North America
Google parent company Alphabet (GOOGL) released earnings after the market closed last night that beat Wall Street estimates. But a fall in ad prices and rising costs took the shine off the shares, which fell 3% in pre-market trading.
Walt Disney (DIS) and Estee Lauder (EL) report today, Disney after the market closes and Estee Lauder before it opens.
In economics, the ISM non-manufacturing/services composite index for January is due today.
A number of speeches from Federal Reserve committee members are due this week, including Jerome Powell, Randal Quarles, Richard Clarida, Robert Kaplan.
The Canadian unemployment rate for January is expected to creep up to 5.7%, from 5.6% in the prior month.

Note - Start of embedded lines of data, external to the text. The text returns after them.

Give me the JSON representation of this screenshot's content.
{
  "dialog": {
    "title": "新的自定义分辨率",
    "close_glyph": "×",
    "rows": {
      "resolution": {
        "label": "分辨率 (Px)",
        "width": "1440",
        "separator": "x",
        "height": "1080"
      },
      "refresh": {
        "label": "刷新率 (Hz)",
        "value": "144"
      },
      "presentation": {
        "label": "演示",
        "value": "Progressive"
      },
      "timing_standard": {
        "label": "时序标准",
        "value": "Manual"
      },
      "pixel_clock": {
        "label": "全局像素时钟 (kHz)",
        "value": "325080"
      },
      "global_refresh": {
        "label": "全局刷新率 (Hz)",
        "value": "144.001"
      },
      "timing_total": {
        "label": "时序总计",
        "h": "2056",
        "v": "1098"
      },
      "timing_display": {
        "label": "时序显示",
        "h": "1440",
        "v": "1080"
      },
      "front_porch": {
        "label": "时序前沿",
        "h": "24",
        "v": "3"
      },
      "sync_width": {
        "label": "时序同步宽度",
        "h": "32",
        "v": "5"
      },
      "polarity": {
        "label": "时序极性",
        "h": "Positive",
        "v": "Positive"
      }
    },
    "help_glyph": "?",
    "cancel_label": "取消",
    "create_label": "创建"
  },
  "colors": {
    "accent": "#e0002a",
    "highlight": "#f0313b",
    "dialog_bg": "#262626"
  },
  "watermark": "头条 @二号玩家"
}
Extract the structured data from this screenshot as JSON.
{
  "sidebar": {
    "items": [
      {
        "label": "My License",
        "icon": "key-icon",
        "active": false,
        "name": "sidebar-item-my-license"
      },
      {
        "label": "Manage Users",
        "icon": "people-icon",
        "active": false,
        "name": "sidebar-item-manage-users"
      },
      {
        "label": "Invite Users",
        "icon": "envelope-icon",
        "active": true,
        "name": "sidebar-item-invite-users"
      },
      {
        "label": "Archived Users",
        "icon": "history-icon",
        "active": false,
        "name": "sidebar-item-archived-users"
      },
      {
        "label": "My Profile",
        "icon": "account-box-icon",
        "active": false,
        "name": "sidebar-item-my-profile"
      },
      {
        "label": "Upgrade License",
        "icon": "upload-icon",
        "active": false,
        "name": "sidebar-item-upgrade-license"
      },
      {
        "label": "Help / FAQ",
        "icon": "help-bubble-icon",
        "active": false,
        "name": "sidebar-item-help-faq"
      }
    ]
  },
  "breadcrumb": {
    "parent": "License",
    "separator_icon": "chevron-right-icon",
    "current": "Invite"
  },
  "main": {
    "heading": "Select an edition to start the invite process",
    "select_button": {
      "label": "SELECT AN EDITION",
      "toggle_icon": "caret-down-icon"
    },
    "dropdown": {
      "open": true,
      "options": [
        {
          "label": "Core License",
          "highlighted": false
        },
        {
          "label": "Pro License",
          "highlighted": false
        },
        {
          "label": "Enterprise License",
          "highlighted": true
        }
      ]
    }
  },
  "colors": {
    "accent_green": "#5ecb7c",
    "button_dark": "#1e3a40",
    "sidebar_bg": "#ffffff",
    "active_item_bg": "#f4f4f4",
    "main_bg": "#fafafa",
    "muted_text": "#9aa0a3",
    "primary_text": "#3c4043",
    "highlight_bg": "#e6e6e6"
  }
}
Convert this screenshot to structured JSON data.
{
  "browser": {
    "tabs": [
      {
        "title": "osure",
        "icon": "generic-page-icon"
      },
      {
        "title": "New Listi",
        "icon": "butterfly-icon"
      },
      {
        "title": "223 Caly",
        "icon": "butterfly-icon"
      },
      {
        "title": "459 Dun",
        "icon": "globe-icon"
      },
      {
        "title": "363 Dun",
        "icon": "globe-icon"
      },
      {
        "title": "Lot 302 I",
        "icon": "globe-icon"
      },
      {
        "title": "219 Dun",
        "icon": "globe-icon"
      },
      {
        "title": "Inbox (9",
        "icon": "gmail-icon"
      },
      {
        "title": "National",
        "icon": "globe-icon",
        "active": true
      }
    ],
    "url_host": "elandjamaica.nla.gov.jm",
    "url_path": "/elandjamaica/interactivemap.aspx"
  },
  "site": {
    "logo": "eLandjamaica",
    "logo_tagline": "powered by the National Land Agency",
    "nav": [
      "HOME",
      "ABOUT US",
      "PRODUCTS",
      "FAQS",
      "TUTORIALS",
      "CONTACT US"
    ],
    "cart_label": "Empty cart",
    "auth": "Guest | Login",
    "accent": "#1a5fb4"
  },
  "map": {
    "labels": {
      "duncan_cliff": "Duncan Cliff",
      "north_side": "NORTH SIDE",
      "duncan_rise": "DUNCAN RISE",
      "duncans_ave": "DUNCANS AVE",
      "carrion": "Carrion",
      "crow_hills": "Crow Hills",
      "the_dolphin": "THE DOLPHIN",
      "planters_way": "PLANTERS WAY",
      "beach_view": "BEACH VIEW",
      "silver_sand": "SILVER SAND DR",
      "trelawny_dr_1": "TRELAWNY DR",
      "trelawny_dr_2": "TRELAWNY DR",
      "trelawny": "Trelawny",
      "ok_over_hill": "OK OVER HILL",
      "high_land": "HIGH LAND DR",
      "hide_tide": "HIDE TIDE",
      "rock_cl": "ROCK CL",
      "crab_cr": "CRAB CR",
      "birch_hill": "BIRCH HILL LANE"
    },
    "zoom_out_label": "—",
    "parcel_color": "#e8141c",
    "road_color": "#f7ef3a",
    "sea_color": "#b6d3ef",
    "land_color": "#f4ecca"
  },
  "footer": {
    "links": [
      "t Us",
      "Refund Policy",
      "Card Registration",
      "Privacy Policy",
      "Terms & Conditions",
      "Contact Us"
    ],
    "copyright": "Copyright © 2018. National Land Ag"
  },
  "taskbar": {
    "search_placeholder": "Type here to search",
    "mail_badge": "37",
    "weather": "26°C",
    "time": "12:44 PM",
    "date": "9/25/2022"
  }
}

Mexico’s central bank is expected to hold interest rates at 8.25% on Thursday, while inflation figures for the country are due on the same day.
Europe
The FTSE 100 had three strong drivers today, sterling weakness, a rise in BP’s (BP.) share price after a doubling of annual profits and a general “risk-on” approach by global investors. The index was up over 1% to 7,113, which means that it is up around 400 points since the start of the year.
The pound dropped back after a weaker-than-expected services PMI index for January. The reading of 50.1 suggests the sector is just above the line that separates expansion and contraction. Previous construction and manufacturing purchasing managers’ indexes came in below forecasts, suggesting a sluggish start to the year for the UK economy. On Monday, UK GDP for the fourth quarter will be released.
Ocado (OCDO) shares rose despite a rise in annual losses as investors backed the online food retailer’s growth story.
European indices pushed higher as energy stocks rose, with Germany’s DAX marginally in front in terms of daily percentage gains.
Asia
Chinese New Year kept China and Hong Kong stock markets closed. Japan’s Nikkei drifted marginally lower on the day.
Australia held interest rates at 1.5% and hasn’t changed interest rates for 30 months. Domestic bank stocks were boosted by news that the regulator is not planning to force a break-up of finance firms.